Another concern about array-based SERS is the reproducibility of different spots and substrates. We performed quality tests of every substrate to eliminate substrates showing high signal variation or low sensitivity. Table S1 showed a typical RSD of signal intensity on the same substrate which was 2.4–15.4%. We assume that this is low enough in this study, considering the difference of nicotine peak intensity between negative and positive samples. The reproducibility among different substrates is, to some extent, subject to batch effects. We used four substrates from the same batch in this study (excluding substrates #2 and #3 in Table S1 which were intended to show batch effects) and their signal intensity was 2364 ± 796 a.u. (mean ± SD) in quality control tests. Nonetheless, we argue that the reproducibility among different substrates is not a serious issue in this approach, because substrates are first subject to quality control tests and simulated e-liquids with or without 100 ppm nicotine could be included as controls on the same substrate. It is not necessary to compare spectra obtained from different substrates.

Nicotine detection by SERS is mainly qualitative, or at best, semiquantitative. The reason behind the lack of linearity for quantification may be due to the interferences from diverse additives of e-liquids that may either reduce or increase the nicotine SERS spectra to different extents. SERS-based quantification is possible using deuterium-labeled nicotine (d4-nicotine), whose peak is down-shifted to 994 cm−1 [9], as a standard for calculations. However, e-liquid additives may still unequally interfere with nicotine and d4-nicotine signals and affect quantification accuracy.

4. Conclusions

We report here a simple nicotine-detecting approach using Ag/AAO substrate-based SERS. The sensitivity is 2–3 orders of magnitude higher than that required for detecting nicotine content in commercial e-liquid products.

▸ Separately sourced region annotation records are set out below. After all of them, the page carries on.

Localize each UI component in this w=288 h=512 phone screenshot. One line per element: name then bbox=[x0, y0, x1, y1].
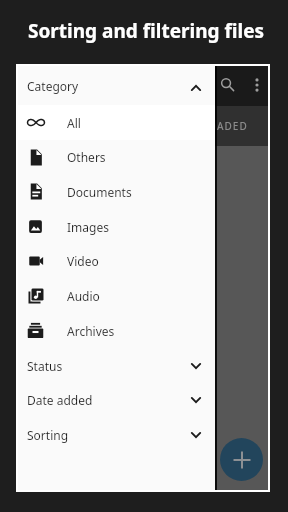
button[interactable]: Add bbox=[220, 438, 263, 481]
button[interactable]: Sorting bbox=[18, 417, 215, 452]
staticText: Sorting and filtering files bbox=[28, 18, 265, 44]
staticText: DOWNLOADED bbox=[166, 119, 248, 133]
button[interactable]: All bbox=[18, 105, 215, 140]
staticText: Status bbox=[27, 358, 63, 374]
staticText: Sorting bbox=[27, 427, 69, 443]
staticText: Video bbox=[67, 253, 99, 269]
button[interactable]: Date added bbox=[18, 382, 215, 417]
staticText: Archives bbox=[67, 323, 115, 339]
staticText: Others bbox=[67, 149, 106, 165]
button[interactable]: Video bbox=[18, 244, 215, 278]
button[interactable]: Documents bbox=[18, 174, 215, 209]
button[interactable]: Archives bbox=[18, 313, 215, 348]
staticText: All bbox=[67, 115, 81, 131]
staticText: Audio bbox=[67, 288, 100, 304]
button[interactable]: Audio bbox=[18, 278, 215, 313]
button[interactable]: Images bbox=[18, 209, 215, 244]
button[interactable]: More options bbox=[244, 72, 270, 98]
button[interactable]: Search bbox=[214, 71, 240, 97]
staticText: Date added bbox=[27, 392, 93, 408]
button[interactable]: Status bbox=[18, 348, 215, 383]
staticText: Category bbox=[27, 78, 79, 94]
button[interactable]: Others bbox=[18, 140, 215, 174]
staticText: Documents bbox=[67, 184, 132, 200]
button[interactable]: Category bbox=[18, 66, 215, 105]
staticText: Images bbox=[67, 219, 109, 235]
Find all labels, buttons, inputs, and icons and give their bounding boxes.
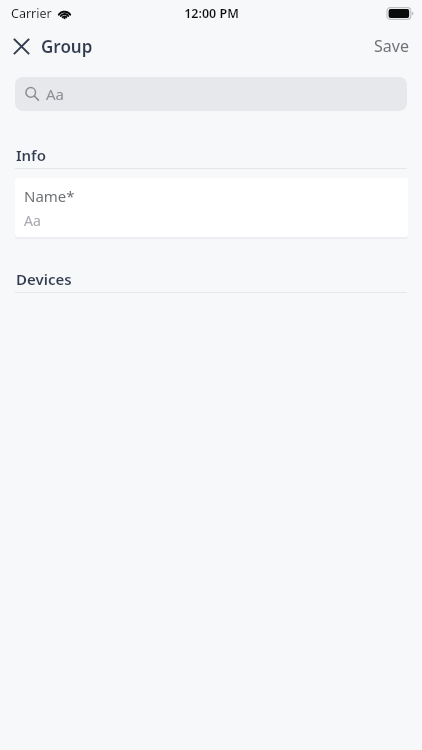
staticText: Info — [16, 145, 46, 165]
button[interactable]: Close — [0, 29, 103, 63]
button[interactable]: Name* — [15, 178, 408, 237]
staticText: Group — [41, 35, 93, 58]
button[interactable]: Aa — [15, 77, 407, 111]
staticText: Aa — [24, 211, 41, 230]
staticText: 12:00 PM — [184, 5, 239, 22]
staticText: Devices — [16, 269, 72, 289]
staticText: Aa — [46, 84, 65, 104]
other: Close — [9, 34, 33, 58]
staticText: Save — [374, 35, 409, 57]
button[interactable]: Save — [360, 29, 422, 63]
staticText: Carrier — [11, 5, 52, 22]
staticText: Name* — [24, 186, 75, 206]
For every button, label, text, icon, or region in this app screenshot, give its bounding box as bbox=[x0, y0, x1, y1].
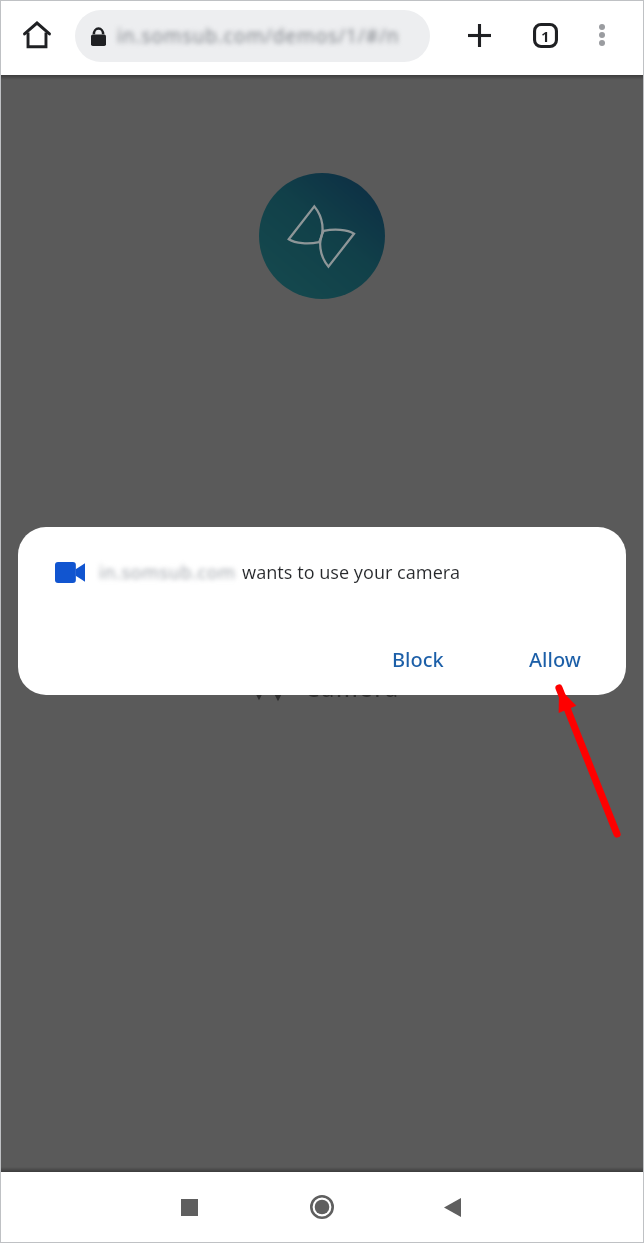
button[interactable]: Tabs bbox=[522, 12, 568, 58]
button[interactable]: Block bbox=[378, 637, 458, 682]
button[interactable]: New tab bbox=[456, 12, 502, 58]
staticText: wants to use your camera bbox=[242, 560, 461, 585]
staticText: in.somsub.com/demos/1/#/n bbox=[117, 23, 400, 49]
button[interactable]: Home bbox=[14, 12, 60, 58]
staticText: Camera bbox=[305, 672, 400, 703]
button[interactable]: More options bbox=[579, 12, 625, 58]
staticText: in.somsub.com bbox=[99, 560, 236, 585]
button[interactable]: Back bbox=[424, 1179, 480, 1235]
staticText: 1 bbox=[541, 26, 550, 46]
button[interactable]: Recent apps bbox=[161, 1179, 217, 1235]
button[interactable]: Home bbox=[294, 1179, 350, 1235]
button[interactable]: Allow bbox=[515, 637, 595, 682]
button[interactable]: in.somsub.com/demos/1/#/n bbox=[75, 10, 430, 62]
staticText: Allow bbox=[529, 646, 581, 673]
staticText: Block bbox=[392, 646, 444, 673]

Compared with colloidal nanoparticle-based SERS that requires serial dilutions to enable colloid aggregation in the viscous e-liquid [9], a miniscule amount (1 μl) of undiluted e-liquid can be directly dripped onto the solid-phase Ag/AAO substrate for SERS measurements. Each e-liquid sample could be tested within 3 min without cumbersome sample preparation procedures or sophisticated laboratory settings. Such features make on-site inspection possible using portable Raman detectors to screen large amounts of e-liquid products, a situation that governing authorities typically encounter in the field. At its current stage, SERS measurements cannot compete with GC–MS in terms of diagnostic sensitivity and false-negative rate, but the latter takes around 20–25 min to examine each e-liquid sample. Our simple and quick procedure could significantly reduce samples that need to be analyzed by GC–MS.